Bahtiar menyebut bahwa sumber dana yang dipakai untuk menyantuni keluarga korban berasal dari optimalisasi anggaran penyelenggara pemilu yang sudah tersedia.
"Sumber anggaran optimalisasi anggaran KPU dan Bawaslu. Jadi, sudah ada rapat awal dengan Menkeu. Besarannya seperti apa mereka yanf sakit jadi perhatian bersama. Optimalisasi anggaran yang tersedia," ucapnya.
Diwartakan sebelumnya, Wapres RI, HM Jusuf Kalla menyebut besarnya beban kerja anggota KPPS di Pemilu serentak 2019 sudah dikhawatirkan sejak awal. Namun akhirnya, apa yang ditakutkan menjadi kenyataan. Banyak anggota KPPS yang meninggal dunia akibat kelelahan memikul beban kerjanya.
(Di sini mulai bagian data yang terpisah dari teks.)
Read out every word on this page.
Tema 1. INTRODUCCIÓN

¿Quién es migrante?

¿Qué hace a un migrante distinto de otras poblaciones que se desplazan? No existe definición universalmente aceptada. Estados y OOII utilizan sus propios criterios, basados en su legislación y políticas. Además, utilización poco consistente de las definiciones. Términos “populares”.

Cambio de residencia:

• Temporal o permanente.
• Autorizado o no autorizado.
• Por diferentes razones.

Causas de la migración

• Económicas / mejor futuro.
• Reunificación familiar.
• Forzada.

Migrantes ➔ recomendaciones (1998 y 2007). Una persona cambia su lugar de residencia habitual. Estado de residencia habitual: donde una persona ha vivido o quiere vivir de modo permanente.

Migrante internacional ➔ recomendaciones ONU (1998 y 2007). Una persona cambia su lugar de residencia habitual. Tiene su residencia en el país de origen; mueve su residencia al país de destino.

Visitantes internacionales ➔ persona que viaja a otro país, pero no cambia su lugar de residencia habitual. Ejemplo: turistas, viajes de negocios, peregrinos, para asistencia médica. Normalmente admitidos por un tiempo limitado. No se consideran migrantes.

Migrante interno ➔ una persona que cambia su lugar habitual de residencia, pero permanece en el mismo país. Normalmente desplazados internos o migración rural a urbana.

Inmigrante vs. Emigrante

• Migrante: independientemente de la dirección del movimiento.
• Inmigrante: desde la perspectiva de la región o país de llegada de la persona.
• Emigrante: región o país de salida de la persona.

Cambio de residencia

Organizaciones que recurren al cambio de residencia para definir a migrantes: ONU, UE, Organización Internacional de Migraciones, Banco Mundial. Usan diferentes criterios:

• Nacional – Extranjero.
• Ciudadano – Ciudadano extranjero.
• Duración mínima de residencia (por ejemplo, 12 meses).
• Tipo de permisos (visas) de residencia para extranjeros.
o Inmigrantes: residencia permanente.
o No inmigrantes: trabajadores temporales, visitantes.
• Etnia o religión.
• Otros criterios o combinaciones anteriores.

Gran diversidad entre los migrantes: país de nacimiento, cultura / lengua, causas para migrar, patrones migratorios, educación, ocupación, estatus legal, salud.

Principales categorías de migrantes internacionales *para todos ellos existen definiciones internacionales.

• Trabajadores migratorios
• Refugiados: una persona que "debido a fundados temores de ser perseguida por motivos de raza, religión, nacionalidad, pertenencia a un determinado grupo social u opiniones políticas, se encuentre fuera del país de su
"Itulah yang kita khawatirkan sejak awal. Bahwa ini pemilu yang terumit, ternyata ada korbannya baik di kalangan KPPS juga di kepolisian ada korban,” kata JK di rumah dinasnya, Jalan Diponegoro, Jakarta Pusat, usai menerima tokoh dan pimpinan ormas Islam, Senin, 22 April 2019 malam lalu.
JK berujar pemilu serentak ini perlu dievaluasi agar ke depan tidak ada lagi banyak korban berjatuhan. Sejurus dengan itu, pria kelahiran Bone, Sulawesi Selatan ini juga meminta pemilihan calon anggota legislatif digelar tertutup oleh parpol. Sehingga, masyarakat cukup memilih partai, dan partai-lah yang menentukan calegnya sendiri.
“Tentu harus evaluasi yang keras. Salah satu hasil evaluasi dipisahkan antara pilpres dengan pileg itu supaya bebannya jangan terlalu berat. Termasuk juga caleg-caleg itu tertutup. Pilih partai saja, sehingga tidak terjadi keruwetan menghitung,” ujar JK.